The Law Society Council finally passed new conflict and confidentiality rules last week - some four years after the process of re-writing the rulebook began.
Key changes include the introduction of a definition of conflict. Firms will be permitted with client consent to act for two or more clients who are competing bidders in a private auction or an insolvency, while information barriers - or 'Chinese walls' - will also be permitted in limited circumstances.
Andrew Holroyd, chairman of the Society's standards board, told the council: 'The problem is that [until now] we have not provided a framework for the increasingly complicated legal marketplace - we have not provided a proper framework for the larger firms to manage difficult situations, nor for small firms. This will help us all.
'[The changes] will be of benefit to clients.
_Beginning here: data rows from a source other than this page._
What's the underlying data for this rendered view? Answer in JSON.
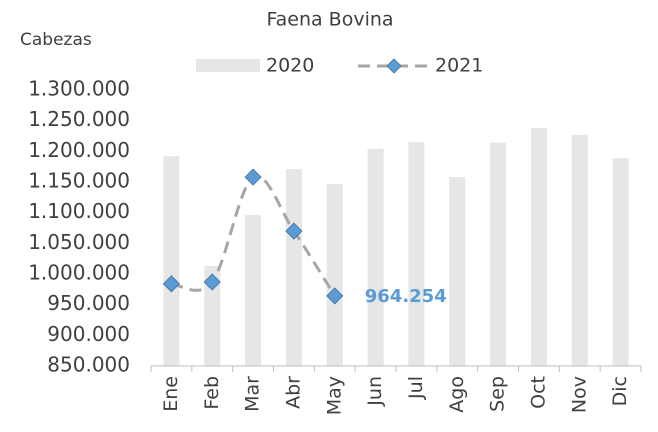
{
  "chart_data": {
    "type": "bar_line",
    "title": "Faena Bovina",
    "y_axis_label": "Cabezas",
    "categories": [
      "Ene",
      "Feb",
      "Mar",
      "Abr",
      "May",
      "Jun",
      "Jul",
      "Ago",
      "Sep",
      "Oct",
      "Nov",
      "Dic"
    ],
    "series": [
      {
        "name": "2020",
        "type": "bar",
        "color": "#e6e6e6",
        "values": [
          1192000,
          1013000,
          1096000,
          1171000,
          1147000,
          1204000,
          1215000,
          1158000,
          1214000,
          1238000,
          1227000,
          1189000
        ]
      },
      {
        "name": "2021",
        "type": "line",
        "color": "#a6a6a6",
        "marker_color": "#5b9bd5",
        "dashed": true,
        "smooth": true,
        "values": [
          984000,
          987000,
          1158000,
          1070000,
          964254,
          null,
          null,
          null,
          null,
          null,
          null,
          null
        ],
        "value_labels": [
          null,
          null,
          null,
          null,
          "964.254",
          null,
          null,
          null,
          null,
          null,
          null,
          null
        ],
        "label_color": "#5b9bd5"
      }
    ],
    "ylim": [
      850000,
      1300000
    ],
    "yticks": [
      {
        "value": 850000,
        "label": "850.000"
      },
      {
        "value": 900000,
        "label": "900.000"
      },
      {
        "value": 950000,
        "label": "950.000"
      },
      {
        "value": 1000000,
        "label": "1.000.000"
      },
      {
        "value": 1050000,
        "label": "1.050.000"
      },
      {
        "value": 1100000,
        "label": "1.100.000"
      },
      {
        "value": 1150000,
        "label": "1.150.000"
      },
      {
        "value": 1200000,
        "label": "1.200.000"
      },
      {
        "value": 1250000,
        "label": "1.250.000"
      },
      {
        "value": 1300000,
        "label": "1.300.000"
      }
    ],
    "grid": false,
    "legend": "top"
  }
}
They will be able to waive full confidentiality rights for the benefit of carrying on and instructing the solicitor of their choice.'
Mr Holroyd added that the new rules would have successfully dealt with the recent Freshfields Bruckhaus Deringer case, where the City firm was blocked by the Court of Appeal from acting for Philip Green on his £9 billion bid for former client Marks & Spencer.
The new rules, which require the approval of the Master of the Rolls, were brought in amid criticism that City firms were widely flouting the old rules, which were seen as difficult to enforce.
The old rules had also been attacked for lacking clarity and for being very difficult for larger firms to comply with.
Meanwhile, an amendment - put forward by Helen Cousins, a member of the Society's criminal law committee - introducing a presumption of a conflict of interest in criminal matters when representing more than one client in the same proceedings also got the go-ahead.
This presumption will only be rebutted if the solicitor can show that special circumstances apply and these circumstances have been noted on the file.